Selon Mathieu Delobelle, président et cofondateur de Greenbureau, une startup spécialisée dans des solutions de relations clients, le CICE n’est pas adapté à ce type de structure. « Le crédit impôt recherche devrait nous rapporter 80 000 € au titre de 2013 et le CICE seulement 2 800 € »,dit le dirigeant qui évoque des réponses politiques à la crise « peu significatives, voire négative » pour les startups. « Elles tendent à décourager les investisseurs ou à limiter la flexibilité des salariés ou des stagiaires. »

« Nous privilégions les heures supplémentaires »

Avec environ 3 000 salariés et un CICE représentant pourtant 2,3 millions d’euros pour un résultat net de 4,2 millions d’euros, Guillaume Nusse, PDG de Clairefontaine-Rhodia, n’est pas plus convaincu.

« La somme est loin d’être négligeable mais reste insuffisante pour avoir une réelle influence sur notre compétitivité car elle ne change pas de manière structurelle nos prix de revient », affirme-t-il, même s’il considère que la mesure allait « dans la bonne direction ». Il ne la considère pas comme une aide à l’embauche adaptée à son entreprise.

« Nous avons une activité saisonnière et il est impossible de trouver bon un régleur de machine à papier à Pôle emploi. Nous privilégions donc les heures supplémentaires.

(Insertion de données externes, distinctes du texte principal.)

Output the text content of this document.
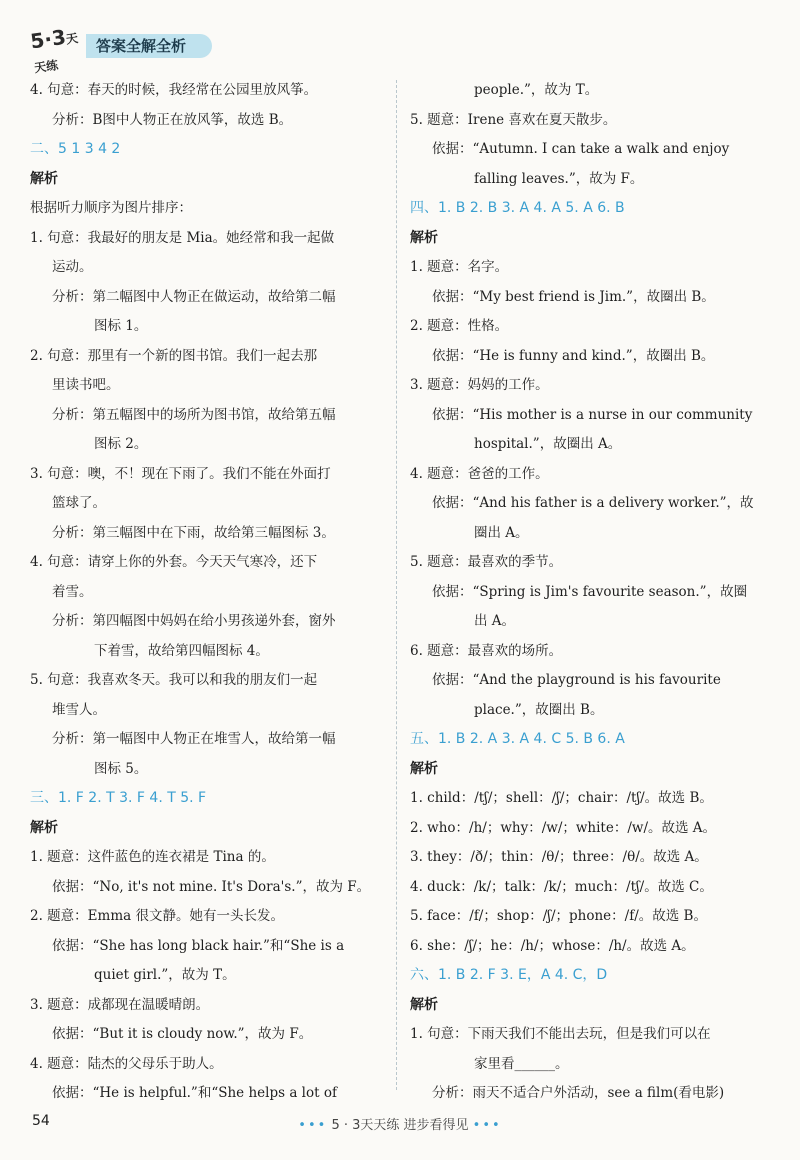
5·3天天练
答案全解全析
4. 句意：春天的时候，我经常在公园里放风筝。
分析：B图中人物正在放风筝，故选 B。
二、5 1 3 4 2
解析
根据听力顺序为图片排序：
1. 句意：我最好的朋友是 Mia。她经常和我一起做
运动。
分析：第二幅图中人物正在做运动，故给第二幅
图标 1。
2. 句意：那里有一个新的图书馆。我们一起去那
里读书吧。
分析：第五幅图中的场所为图书馆，故给第五幅
图标 2。
3. 句意：噢，不！现在下雨了。我们不能在外面打
篮球了。
分析：第三幅图中在下雨，故给第三幅图标 3。
4. 句意：请穿上你的外套。今天天气寒冷，还下
着雪。
分析：第四幅图中妈妈在给小男孩递外套，窗外
下着雪，故给第四幅图标 4。
5. 句意：我喜欢冬天。我可以和我的朋友们一起
堆雪人。
分析：第一幅图中人物正在堆雪人，故给第一幅
图标 5。
三、1. F 2. T 3. F 4. T 5. F
解析
1. 题意：这件蓝色的连衣裙是 Tina 的。
依据：“No, it's not mine. It's Dora's.”，故为 F。
2. 题意：Emma 很文静。她有一头长发。
依据：“She has long black hair.”和“She is a
quiet girl.”，故为 T。
3. 题意：成都现在温暖晴朗。
依据：“But it is cloudy now.”，故为 F。
4. 题意：陆杰的父母乐于助人。
依据：“He is helpful.”和“She helps a lot of
people.”，故为 T。
5. 题意：Irene 喜欢在夏天散步。
依据：“Autumn. I can take a walk and enjoy
falling leaves.”，故为 F。
四、1. B 2. B 3. A 4. A 5. A 6. B
解析
1. 题意：名字。
依据：“My best friend is Jim.”，故圈出 B。
2. 题意：性格。
依据：“He is funny and kind.”，故圈出 B。
3. 题意：妈妈的工作。
依据：“His mother is a nurse in our community
hospital.”，故圈出 A。
4. 题意：爸爸的工作。
依据：“And his father is a delivery worker.”，故
圈出 A。
5. 题意：最喜欢的季节。
依据：“Spring is Jim's favourite season.”，故圈
出 A。
6. 题意：最喜欢的场所。
依据：“And the playground is his favourite
place.”，故圈出 B。
五、1. B 2. A 3. A 4. C 5. B 6. A
解析
1. child：/tʃ/；shell：/ʃ/；chair：/tʃ/。故选 B。
2. who：/h/；why：/w/；white：/w/。故选 A。
3. they：/ð/；thin：/θ/；three：/θ/。故选 A。
4. duck：/k/；talk：/k/；much：/tʃ/。故选 C。
5. face：/f/；shop：/ʃ/；phone：/f/。故选 B。
6. she：/ʃ/；he：/h/；whose：/h/。故选 A。
六、1. B 2. F 3. E，A 4. C，D
解析
1. 句意：下雨天我们不能出去玩，但是我们可以在
家里看______。
分析：雨天不适合户外活动，see a film(看电影)
54	••• 5 · 3天天练 进步看得见 •••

L’allégement des charges sur ces dernières, décidé par Nicolas Sarkozy, était pour nous plus efficace. »

Diminuer les charges et augmenter les salaires

Plusieurs patrons estiment même que le CICE a surtout profité aux grands groupes. « Le tissu entrepreneurial français est composé à 98 % de sociétés de moins de 20 salariés, rappelle Guillaume Cairou. Ce sont elles qui créent des emplois et, en même temps, ce sont elles qui reçoivent le moins et qui font face à de plus en plus de pression fiscale. »

Les mesures supplémentaires inscrites dans le pacte de responsabilité sont-elles plus convaincantes aux yeux de ces patrons  ? « J’espère sincèrement que cela nous aidera, mais je doute que cela soit suffisant, dit Guillaume Nusse. L’idéal serait de parvenir à la fois à diminuer les charges et à augmenter les salaires des ouvriers. »

De son côté, Serge Papin dit espérer des baisses de charges conséquentes pour embaucher mais estime « qu’une politique économique efficace devrait se donner le temps d’étudier les mesures nécessaires secteur par secteur ».